Miniaturized and automated analysis of pesticides in Cannabis sativa L. flowering tops by means of a robotic platform coupled to liquid chromatography-tandem mass spectrometry.
PubMed2026-06-12
Cannabis sativa L. plant has acquired significant attention in recent years considering that numerous countries around the world are legalizing it for medical uses or recreational purposes. Due to its increasing popularity, farmers are particularly prone to use pesticides such as insecticides, acaricides, and fungicides in order to eliminate, repel, or minimize aphids, spider mites, and thrips, respectively. Accurate determination of pesticide residues in cannabis plants is mandatory to safeguard consumer health. This research study is focused on the employment of a robotic platform online coupled to UHPLC-MS/MS instrument for the rapid screening of pesticides in Cannabis sativa L. flowering tops. The developed automated procedure required only 30 mg of dried sample and 200 μL of acetonitrile as unique extraction solvent. The total analysis time was 25 min per sample, including extraction cycle (10 min). The method was proved by defining the following figures of merit: intra- and inter-day repeatability, linearity range, limits of quantification (LoQs), recovery, and accuracy. The LoQs for all the analytes were of 0.005 μg g-1, except for aldicarb and boscalid compounds (0.01 μg g-1).

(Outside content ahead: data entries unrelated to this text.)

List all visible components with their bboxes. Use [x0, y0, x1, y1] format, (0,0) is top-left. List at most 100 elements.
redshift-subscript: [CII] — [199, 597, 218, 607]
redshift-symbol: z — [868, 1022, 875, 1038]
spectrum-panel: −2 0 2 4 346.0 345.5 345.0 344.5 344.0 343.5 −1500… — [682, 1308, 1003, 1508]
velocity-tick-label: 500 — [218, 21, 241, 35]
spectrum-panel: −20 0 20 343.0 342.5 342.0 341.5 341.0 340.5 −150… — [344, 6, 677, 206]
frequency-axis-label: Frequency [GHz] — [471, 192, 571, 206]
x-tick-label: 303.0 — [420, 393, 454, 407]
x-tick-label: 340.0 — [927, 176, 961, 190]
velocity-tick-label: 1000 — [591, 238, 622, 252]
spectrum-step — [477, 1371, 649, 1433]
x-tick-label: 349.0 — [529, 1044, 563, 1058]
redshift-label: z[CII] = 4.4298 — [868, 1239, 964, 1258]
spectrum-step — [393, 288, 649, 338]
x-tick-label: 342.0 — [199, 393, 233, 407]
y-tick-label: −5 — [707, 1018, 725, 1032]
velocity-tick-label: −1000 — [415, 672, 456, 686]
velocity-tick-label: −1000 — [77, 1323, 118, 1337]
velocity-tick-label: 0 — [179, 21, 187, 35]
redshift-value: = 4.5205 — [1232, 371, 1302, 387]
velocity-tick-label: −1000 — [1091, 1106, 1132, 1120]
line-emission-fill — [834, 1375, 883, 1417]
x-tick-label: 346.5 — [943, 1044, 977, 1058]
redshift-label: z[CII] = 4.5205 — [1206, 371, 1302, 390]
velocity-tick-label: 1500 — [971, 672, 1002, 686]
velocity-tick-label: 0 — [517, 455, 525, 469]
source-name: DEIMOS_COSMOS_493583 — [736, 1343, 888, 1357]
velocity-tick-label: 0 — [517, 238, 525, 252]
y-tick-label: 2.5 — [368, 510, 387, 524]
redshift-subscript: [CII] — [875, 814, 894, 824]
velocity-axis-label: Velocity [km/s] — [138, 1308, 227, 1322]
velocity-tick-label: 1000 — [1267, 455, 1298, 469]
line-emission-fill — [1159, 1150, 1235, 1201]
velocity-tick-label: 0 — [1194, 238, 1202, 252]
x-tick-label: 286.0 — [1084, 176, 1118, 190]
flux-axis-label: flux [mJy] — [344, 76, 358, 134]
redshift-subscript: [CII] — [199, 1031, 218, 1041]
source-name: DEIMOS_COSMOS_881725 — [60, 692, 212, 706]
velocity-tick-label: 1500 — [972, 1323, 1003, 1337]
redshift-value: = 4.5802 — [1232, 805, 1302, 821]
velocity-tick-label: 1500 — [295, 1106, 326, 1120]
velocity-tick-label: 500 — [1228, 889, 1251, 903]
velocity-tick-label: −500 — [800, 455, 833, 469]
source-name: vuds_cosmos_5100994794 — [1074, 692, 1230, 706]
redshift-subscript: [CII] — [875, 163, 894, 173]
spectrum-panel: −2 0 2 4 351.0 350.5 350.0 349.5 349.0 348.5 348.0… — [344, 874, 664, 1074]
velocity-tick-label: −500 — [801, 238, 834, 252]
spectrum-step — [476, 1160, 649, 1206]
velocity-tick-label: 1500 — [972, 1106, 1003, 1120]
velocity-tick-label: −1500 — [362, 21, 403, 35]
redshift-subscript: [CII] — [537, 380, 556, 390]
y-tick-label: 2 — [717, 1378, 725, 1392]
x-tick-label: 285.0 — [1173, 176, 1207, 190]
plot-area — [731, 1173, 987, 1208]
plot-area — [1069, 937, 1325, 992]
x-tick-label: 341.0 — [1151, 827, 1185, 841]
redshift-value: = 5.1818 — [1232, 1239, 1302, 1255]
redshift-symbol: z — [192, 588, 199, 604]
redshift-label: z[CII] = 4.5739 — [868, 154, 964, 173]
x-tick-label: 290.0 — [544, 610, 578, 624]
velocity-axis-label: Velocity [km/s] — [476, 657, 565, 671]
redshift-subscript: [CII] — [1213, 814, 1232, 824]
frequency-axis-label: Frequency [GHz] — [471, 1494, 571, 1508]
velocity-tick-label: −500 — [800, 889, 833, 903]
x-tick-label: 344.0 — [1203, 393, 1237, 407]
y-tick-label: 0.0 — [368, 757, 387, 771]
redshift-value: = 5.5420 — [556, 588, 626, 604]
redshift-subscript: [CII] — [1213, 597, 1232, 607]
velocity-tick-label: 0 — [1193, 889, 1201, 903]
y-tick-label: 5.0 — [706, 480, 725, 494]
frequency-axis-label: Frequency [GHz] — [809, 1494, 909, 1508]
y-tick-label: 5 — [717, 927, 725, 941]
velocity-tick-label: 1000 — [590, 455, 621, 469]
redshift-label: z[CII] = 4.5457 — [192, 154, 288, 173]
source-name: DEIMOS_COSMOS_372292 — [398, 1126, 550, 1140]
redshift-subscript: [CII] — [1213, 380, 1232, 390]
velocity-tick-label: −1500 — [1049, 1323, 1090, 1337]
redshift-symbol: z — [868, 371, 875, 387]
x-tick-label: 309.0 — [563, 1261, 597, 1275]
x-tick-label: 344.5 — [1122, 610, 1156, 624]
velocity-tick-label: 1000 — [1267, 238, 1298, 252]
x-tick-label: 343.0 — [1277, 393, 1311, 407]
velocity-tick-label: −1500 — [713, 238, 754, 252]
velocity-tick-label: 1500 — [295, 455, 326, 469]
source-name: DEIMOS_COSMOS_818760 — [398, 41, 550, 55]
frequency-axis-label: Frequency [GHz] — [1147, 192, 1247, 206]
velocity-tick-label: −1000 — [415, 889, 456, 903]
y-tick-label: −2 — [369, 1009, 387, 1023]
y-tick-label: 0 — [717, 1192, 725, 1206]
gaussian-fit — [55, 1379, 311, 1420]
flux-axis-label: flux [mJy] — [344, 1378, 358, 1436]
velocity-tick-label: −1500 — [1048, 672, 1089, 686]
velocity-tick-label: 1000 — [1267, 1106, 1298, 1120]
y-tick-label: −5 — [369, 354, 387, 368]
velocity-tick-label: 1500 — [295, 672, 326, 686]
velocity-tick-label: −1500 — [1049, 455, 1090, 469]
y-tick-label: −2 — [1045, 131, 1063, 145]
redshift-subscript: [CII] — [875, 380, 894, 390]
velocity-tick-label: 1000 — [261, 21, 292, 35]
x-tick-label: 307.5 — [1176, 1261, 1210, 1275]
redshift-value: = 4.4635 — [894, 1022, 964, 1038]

Matrix-matched calibration curves showed good linearity over the range with coefficients of determination ≥ 0.9991. Recoveries ranged from 72.3 % to 116.2 % in accordance with 70-120 % allowed range by SANTE/11312/2021v2026 guidelines. The sample preparation greenness was assessed using sample preparation method of sustainability (SPMS) and analytical greenness metric (AGREEprep) tools, providing scores of 6.42 and 0.55 respectively, higher than those obtained for conventional QuEChERS workflow (3.79 and 0.16).